Site-directed mutations reveal long-range compensatory interactions in the Adh gene of Drosophila melanogaster

Abstract

Long-range interactions between the 5' and 3' ends of mRNA molecules have been suggested to play a role in the initiation of translation and the regulation of gene expression. To identify such interactions and to study their molecular evolution, we used phylogenetic analysis to generate a model of mRNA higher-order structure in the Adh transcript of Drosophila melanogaster. This model predicts long-range, tertiary contacts between a region of the protein-encoding sequence just downstream of the start codon and a conserved sequence in the 3' untranslated region (UTR). To further examine the proposed structure, site-directed mutations were generated in vitro in a cloned D. melanogaster Adh gene, and the mutant constructs were introduced into the Drosophila germ line through P-element mediated transformation. Transformants were spectrophotometrically assayed for alcohol dehydrogenase activity. Our results indicate that transformants containing a silent mutation near the start of the protein-encoding sequence show an approximately 15% reduction in alcohol dehydrogenase activity relative to wild-type transformants.
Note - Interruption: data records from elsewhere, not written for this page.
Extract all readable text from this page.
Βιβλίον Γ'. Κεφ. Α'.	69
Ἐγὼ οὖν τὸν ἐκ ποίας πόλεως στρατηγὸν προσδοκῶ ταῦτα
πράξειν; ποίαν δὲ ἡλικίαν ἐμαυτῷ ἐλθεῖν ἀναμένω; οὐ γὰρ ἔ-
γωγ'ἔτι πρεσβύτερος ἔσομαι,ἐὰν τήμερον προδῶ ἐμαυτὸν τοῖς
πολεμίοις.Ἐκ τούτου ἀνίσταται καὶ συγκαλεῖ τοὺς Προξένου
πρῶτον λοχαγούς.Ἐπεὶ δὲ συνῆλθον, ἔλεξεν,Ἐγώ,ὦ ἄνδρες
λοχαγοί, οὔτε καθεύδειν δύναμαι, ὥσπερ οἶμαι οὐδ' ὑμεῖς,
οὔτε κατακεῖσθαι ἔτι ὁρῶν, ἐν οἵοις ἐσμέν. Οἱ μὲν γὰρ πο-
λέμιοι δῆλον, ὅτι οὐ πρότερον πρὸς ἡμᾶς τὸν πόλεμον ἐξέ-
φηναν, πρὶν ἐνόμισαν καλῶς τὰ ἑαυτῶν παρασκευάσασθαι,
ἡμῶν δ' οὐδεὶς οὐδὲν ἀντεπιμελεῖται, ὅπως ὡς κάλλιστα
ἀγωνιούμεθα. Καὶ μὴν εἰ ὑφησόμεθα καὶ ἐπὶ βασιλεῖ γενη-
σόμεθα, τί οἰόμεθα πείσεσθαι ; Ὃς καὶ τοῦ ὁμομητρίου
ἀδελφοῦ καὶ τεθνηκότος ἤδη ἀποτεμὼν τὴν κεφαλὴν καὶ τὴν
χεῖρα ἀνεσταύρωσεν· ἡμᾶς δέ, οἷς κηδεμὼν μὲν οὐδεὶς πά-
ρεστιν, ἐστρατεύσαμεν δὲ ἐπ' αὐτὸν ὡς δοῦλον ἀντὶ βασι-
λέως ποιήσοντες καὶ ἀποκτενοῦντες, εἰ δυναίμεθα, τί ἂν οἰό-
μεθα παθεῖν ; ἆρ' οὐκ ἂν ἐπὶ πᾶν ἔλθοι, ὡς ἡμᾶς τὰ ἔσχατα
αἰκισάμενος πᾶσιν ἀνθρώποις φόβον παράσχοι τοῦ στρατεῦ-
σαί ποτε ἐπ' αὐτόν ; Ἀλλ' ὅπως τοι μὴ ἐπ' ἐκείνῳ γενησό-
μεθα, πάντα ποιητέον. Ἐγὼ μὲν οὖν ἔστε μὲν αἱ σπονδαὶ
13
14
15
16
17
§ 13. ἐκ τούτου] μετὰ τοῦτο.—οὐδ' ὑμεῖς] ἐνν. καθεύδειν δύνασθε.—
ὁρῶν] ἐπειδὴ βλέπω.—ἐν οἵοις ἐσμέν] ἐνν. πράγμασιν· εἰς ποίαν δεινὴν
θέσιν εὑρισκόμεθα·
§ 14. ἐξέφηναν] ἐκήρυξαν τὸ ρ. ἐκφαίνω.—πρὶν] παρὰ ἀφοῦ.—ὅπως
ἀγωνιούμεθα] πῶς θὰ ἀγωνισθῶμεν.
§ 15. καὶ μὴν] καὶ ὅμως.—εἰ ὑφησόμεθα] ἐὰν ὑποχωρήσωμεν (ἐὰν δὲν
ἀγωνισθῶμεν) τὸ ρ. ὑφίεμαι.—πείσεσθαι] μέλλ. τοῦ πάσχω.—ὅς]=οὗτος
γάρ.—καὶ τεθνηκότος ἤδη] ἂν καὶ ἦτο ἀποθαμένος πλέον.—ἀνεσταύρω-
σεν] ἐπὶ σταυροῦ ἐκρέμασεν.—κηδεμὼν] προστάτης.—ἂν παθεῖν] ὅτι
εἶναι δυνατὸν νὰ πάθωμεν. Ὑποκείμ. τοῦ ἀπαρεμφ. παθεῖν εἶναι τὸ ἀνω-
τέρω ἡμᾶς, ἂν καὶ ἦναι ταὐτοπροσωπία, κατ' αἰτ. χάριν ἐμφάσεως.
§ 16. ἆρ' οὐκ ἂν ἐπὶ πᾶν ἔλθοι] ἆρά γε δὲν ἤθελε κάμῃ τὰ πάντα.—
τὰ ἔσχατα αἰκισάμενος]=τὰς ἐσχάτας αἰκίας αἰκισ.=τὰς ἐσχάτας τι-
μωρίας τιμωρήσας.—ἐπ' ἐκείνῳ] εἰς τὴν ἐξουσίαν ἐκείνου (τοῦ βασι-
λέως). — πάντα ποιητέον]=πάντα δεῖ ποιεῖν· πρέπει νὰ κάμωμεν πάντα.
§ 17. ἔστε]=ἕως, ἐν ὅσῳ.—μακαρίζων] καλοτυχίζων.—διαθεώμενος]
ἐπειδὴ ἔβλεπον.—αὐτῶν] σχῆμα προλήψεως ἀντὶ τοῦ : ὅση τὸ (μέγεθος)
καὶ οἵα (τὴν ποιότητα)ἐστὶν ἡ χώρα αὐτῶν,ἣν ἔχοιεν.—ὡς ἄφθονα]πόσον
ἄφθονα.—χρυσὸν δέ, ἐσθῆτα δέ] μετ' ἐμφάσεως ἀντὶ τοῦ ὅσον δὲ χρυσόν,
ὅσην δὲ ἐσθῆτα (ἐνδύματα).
This activity can be restored to wild-type levels by a second, compensatory mutation in the 3' UTR. These observations are consistent with a higher-order structure model that includes long-range interactions between the 5' and 3' ends of the Adh mRNA. However, our results do not fit the classical compensatory substitution model because the second mutation by itself (in the 3' UTR) did not show a measurable reduction in gene expression.

Figure 1

Restriction map of the 8.6-kb Adh fragment used for transformation experiments. The mRNA-encoding region is shown as a box, with the solid portions representing the protein-encoding regions. An enlargement of the transcriptional unit is shown above, with exons represented as boxes and introns as solid lines. The locations of the adult and larval 5′ leader sequences are indicated. The 3′ UTR and the portion of the 5′ UTR shared by both adult and larval transcripts are shown as shaded boxes. The Adh probe used to identify single-insert lines is shown underneath as a hatched box.

Figure 2

Sequence alignment of the protein-encoding region of exon 2 and the conserved portion of the 3′ UTR of Adh alleles from 10 different Drosophila species. mel, D. melanogaster; tei, D. teissieri; ere, D. erecta; psu, D. pseudoobscura; amb, D. ambigua; hyd, D. hydei; mul, D. mulleri; aff, D. affinidisjuncta; sil, D. silvestris; leb, D. lebanonensis. The two medfly sequences are shown at the bottom (med1 and med2). The D. melanogaster sequence is that of the Wa-F allele used in our experiments. Numbering is from Kreitman (17). Gaps in the alignment are indicated by dashes. Regions that showed too much divergence for alignment are indicated by dots. The brackets at the bottom indicate the phylogenetically predicted pairing regions. Covarying sites are underlined. Note that some of the pairings are not conserved in the medfly (see text).

Figure 3

Model of the RNA structure for portions of the Adh transcript. (A) Secondary structure proposed for exon 2. Pairing regions are shown connected by straight lines. All pairing stems were determined by phylogenetic analysis (see Table 1). Note that this figure shows only the portion of exon 2 where the four conserved pairings were found. (B) Potential tertiary contacts between the conserved portion of the 3′ UTR and a region of exon 2. Positions 819 and 1756, which showed a covariation in our alignment and were the targets of site-directed mutagenesis, are indicated.

Figure 4

ADH activity of all lines (Upper) and autosomal insert lines (Lower) for the different transformant classes. Activity is given in units of μmol of NAD reduced per minute per milligram of total protein (multiplied by 100). Error bars represent the least significant difference at the 5% level. Least significant differences were calculated for individual comparisons, with mutC819T being compared with wild type, and all other lines being compared with mutC819T.